Jacques Joseph Viennet (14 April 1734 in Béziers - 12 August 1824 in Béziers) was a French politician and a member of the National Convention in 1792.

==Life==
His family was Italian in origin, dating back to a lieutenant of Desiderius, king of the Lombards. Aged 18, he was bestowed a canonry in the chapter of Capestang, but renounced it two years later for a military career, joining the régiment des dragons du Languedoc as an officer. He was involved in the Hanover campaigns (1757–1759) and participated in the last battles of the Seven Years' War. At the end of that war, in 1763, his regiment was disbanded and he went into retirement until the French Revolution.

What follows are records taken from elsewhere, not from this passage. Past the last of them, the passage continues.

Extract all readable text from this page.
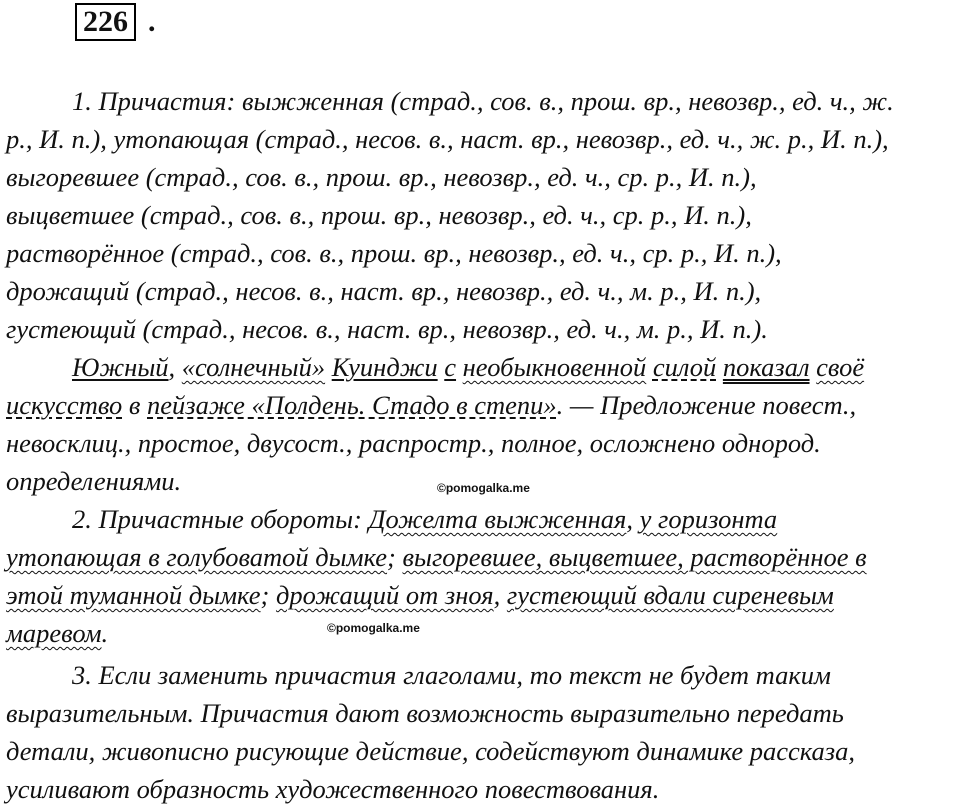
226 .
1. Причастия: выжженная (страд., сов. в., прош. вр., невозвр., ед. ч., ж.
р., И. п.), утопающая (страд., несов. в., наст. вр., невозвр., ед. ч., ж. р., И. п.),
выгоревшее (страд., сов. в., прош. вр., невозвр., ед. ч., ср. р., И. п.),
выцветшее (страд., сов. в., прош. вр., невозвр., ед. ч., ср. р., И. п.),
растворённое (страд., сов. в., прош. вр., невозвр., ед. ч., ср. р., И. п.),
дрожащий (страд., несов. в., наст. вр., невозвр., ед. ч., м. р., И. п.),
густеющий (страд., несов. в., наст. вр., невозвр., ед. ч., м. р., И. п.).
Южный, «солнечный» Куинджи с необыкновенной силой показал своё
искусство в пейзаже «Полдень. Стадо в степи». — Предложение повест.,
невосклиц., простое, двусост., распростр., полное, осложнено однород.
определениями.
2. Причастные обороты: Дожелта выжженная, у горизонта
утопающая в голубоватой дымке; выгоревшее, выцветшее, растворённое в
этой туманной дымке; дрожащий от зноя, густеющий вдали сиреневым
маревом.
3. Если заменить причастия глаголами, то текст не будет таким
выразительным. Причастия дают возможность выразительно передать
детали, живописно рисующие действие, содействуют динамике рассказа,
усиливают образность художественного повествования.
©pomogalka.me
©pomogalka.me
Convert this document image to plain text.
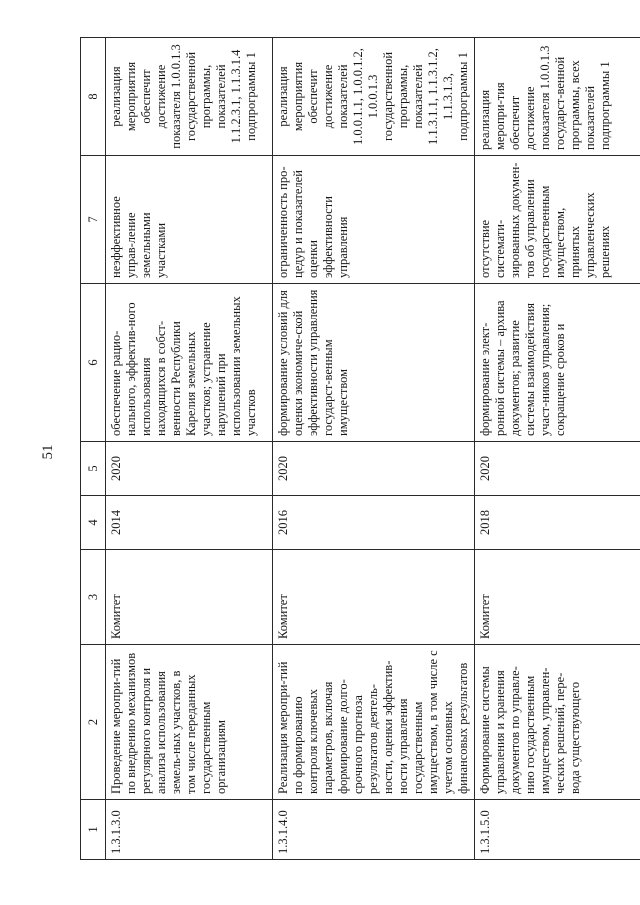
51
1	2	3	4	5	6	7	8
1.3.1.3.0	Проведение меропри-тий по внедрению механизмов регулярного контроля и анализа использования земель-ных участков, в том числе переданных государственным организациям	Комитет	2014	2020	обеспечение рацио-нального, эффектив-ного использования находящихся в собст-венности Республики Карелия земельных участков; устранение нарушений при использовании земельных участков	неэффективное управ-ление земельными участками	реализация мероприятия обеспечит достижение показателя 1.0.0.1.3 государственной программы, показателей 1.1.2.3.1, 1.1.3.1.4 подпрограммы 1
1.3.1.4.0	Реализация меропри-тий по формированию контроля ключевых параметров, включая формирование долго-срочного прогноза результатов деятель-ности, оценки эффектив-ности управления государственным имуществом, в том числе с учетом основных финансовых результатов	Комитет	2016	2020	формирование условий для оценки экономиче-ской эффективности управления государст-венным имуществом	ограниченность про-цедур и показателей оценки эффективности управления	реализация мероприятия обеспечит достижение показателей 1.0.0.1.1, 1.0.0.1.2, 1.0.0.1.3 государственной программы, показателей 1.1.3.1.1, 1.1.3.1.2, 1.1.3.1.3, подпрограммы 1
1.3.1.5.0	Формирование системы управления и хранения документов по управле-нию государственным имуществом, управлен-ческих решений, пере-вода существующего	Комитет	2018	2020	формирование элект-ронной системы – архива документов; развитие системы взаимодействия участ-ников управления; сокращение сроков и	отсутствие системати-зированных докумен-тов об управлении государственным имуществом, принятых управленческих решениях	реализация меропри-тия обеспечит достижение показателя 1.0.0.1.3 государст-венной программы, всех показателей подпрограммы 1
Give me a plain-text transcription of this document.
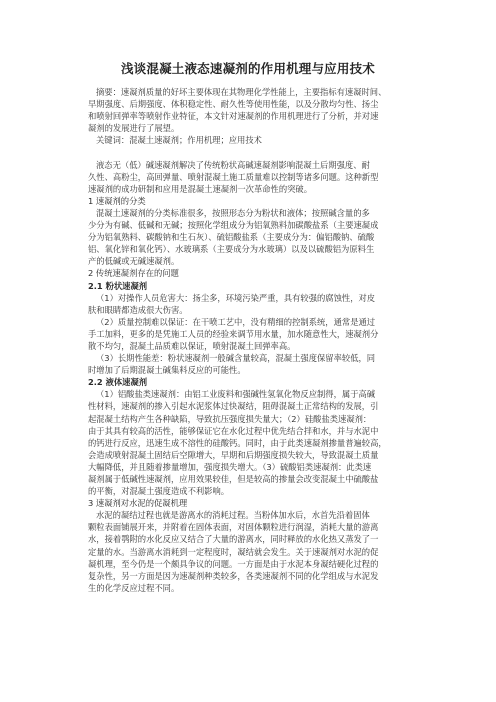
浅谈混凝土液态速凝剂的作用机理与应用技术
摘要：速凝剂质量的好坏主要体现在其物理化学性能上，主要指标有速凝时间、
早期强度、后期强度、体积稳定性、耐久性等使用性能，以及分散均匀性、扬尘
和喷射回弹率等喷射作业特征，本文针对速凝剂的作用机理进行了分析，并对速
凝剂的发展进行了展望。
关键词：混凝土速凝剂；作用机理；应用技术
液态无（低）碱速凝剂解决了传统粉状高碱速凝剂影响混凝土后期强度、耐
久性、高粉尘，高回弹量、喷射混凝土施工质量难以控制等诸多问题。这种新型
速凝剂的成功研制和应用是混凝土速凝剂一次革命性的突破。
1 速凝剂的分类
混凝土速凝剂的分类标准很多，按照形态分为粉状和液体；按照碱含量的多
少分为有碱、低碱和无碱；按照化学组成分为铝氧熟料加碳酸盐系（主要速凝成
分为铝氧熟料、碳酸钠和生石灰）、硫铝酸盐系（主要成分为：偏铝酸钠、硫酸
铝、氧化锌和氧化钙）、水玻璃系（主要成分为水玻璃）以及以硫酸铝为原料生
产的低碱或无碱速凝剂。
2 传统速凝剂存在的问题
2.1 粉状速凝剂
（1）对操作人员危害大：扬尘多，环境污染严重，具有较强的腐蚀性，对皮
肤和眼睛都造成很大伤害。
（2）质量控制难以保证：在干喷工艺中，没有精细的控制系统，通常是通过
手工加料，更多的是凭施工人员的经验来调节用水量，加水随意性大，速凝剂分
散不均匀，混凝土品质难以保证，喷射混凝土回弹率高。
（3）长期性能差：粉状速凝剂一般碱含量较高，混凝土强度保留率较低，同
时增加了后期混凝土碱集料反应的可能性。
2.2 液体速凝剂
（1）铝酸盐类速凝剂：由铝工业废料和强碱性氢氧化物反应制得，属于高碱
性材料，速凝剂的掺入引起水泥浆体过快凝结，阻碍混凝土正常结构的发展，引
起混凝土结构产生各种缺陷，导致抗压强度损失量大；（2）硅酸盐类速凝剂：
由于其具有较高的活性，能够保证它在水化过程中优先结合拌和水，并与水泥中
的钙进行反应，迅速生成不溶性的硅酸钙。同时，由于此类速凝剂掺量普遍较高，
会造成喷射混凝土固结后空隙增大，早期和后期强度损失较大，导致混凝土质量
大幅降低，并且随着掺量增加，强度损失增大。（3）硫酸铝类速凝剂：此类速
凝剂属于低碱性速凝剂，应用效果较佳，但是较高的掺量会改变混凝土中硫酸盐
的平衡，对混凝土强度造成不利影响。
3 速凝剂对水泥的促凝机理
水泥的凝结过程也就是游离水的消耗过程。当粉体加水后，水首先沿着固体
颗粒表面铺展开来，并附着在固体表面，对固体颗粒进行润湿，消耗大量的游离
水，接着鹗附的水化反应又结合了大量的游离水，同时释放的水化热又蒸发了一
定量的水。当游离水消耗到一定程度时，凝结就会发生。关于速凝剂对水泥的促
凝机理，至今仍是一个颇具争议的问题。一方面是由于水泥本身凝结硬化过程的
复杂性，另一方面是因为速凝剂种类较多，各类速凝剂不同的化学组成与水泥发
生的化学反应过程不同。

A municipal officer of Béziers in 1790, on 9 September 1791 he was elected to the National Assembly as député for Hérault, the 8th of 9, by 233 votes out of 420. He sat with the moderates and was re-elected on 4 September 1792 for the same département, with 409 out of 484 votes. He contested the Assembly's right to judge Louis XVI and declared "I never believed myself authorised by our constituents to be a judge; I always thought that an assembly of legislators could not set up a judicial tribunal, that the same body cannot simultaneously exercise justice and make the laws and that this accumulation of powers will end up in a monstrosity. The precipitate speed with which you have decided to judge Louis gives your enemies ample material for the most bitter and perhaps the most just criticisms" Pressed to reply, he continued "[If I am] asked to declare if Louis is guilty, I reply Yes. If I am asked today what kind of punishment ought to be applied to Louis, I reply - a man can only be punished by laws that pre-dated the crimes that he committed. The only thing to be held against Louis is the prevention of the abdication of the monarchy." He voted for the king to be imprisoned for the duration of the war, an appeal to the people and sentencing.

In an altercation he had with Jean-Paul Marat, who fired a pistol at him from his pocket, Viennet grabbed his arm and demanded he meet him for a duel at the bois de Boulogne - Marat declined the invitation.

Viennet fought the suggestions of Voulland who had claimed he had revolutionised the Hérault, and he was with Cochon de Lapparent commissaire for re-raising the cavalry in the 14 armies of the Republic. In this post he gave evidence of his probity. He was elected to the Council of Ancients as deputy for Herault by 193 out of 232 votes on 13 October 1795, and was a sociétaire of this assembly, sitting in it until March 1798, when he left the political scene.

He was the father of Jean-Pons-Guillaume Viennet and the brother of the priest Louis Esprit Viennet who became priest of Paris's église Saint-Merry aged 40 and in 1790 preached a sermon on the civil constitution of the clergy.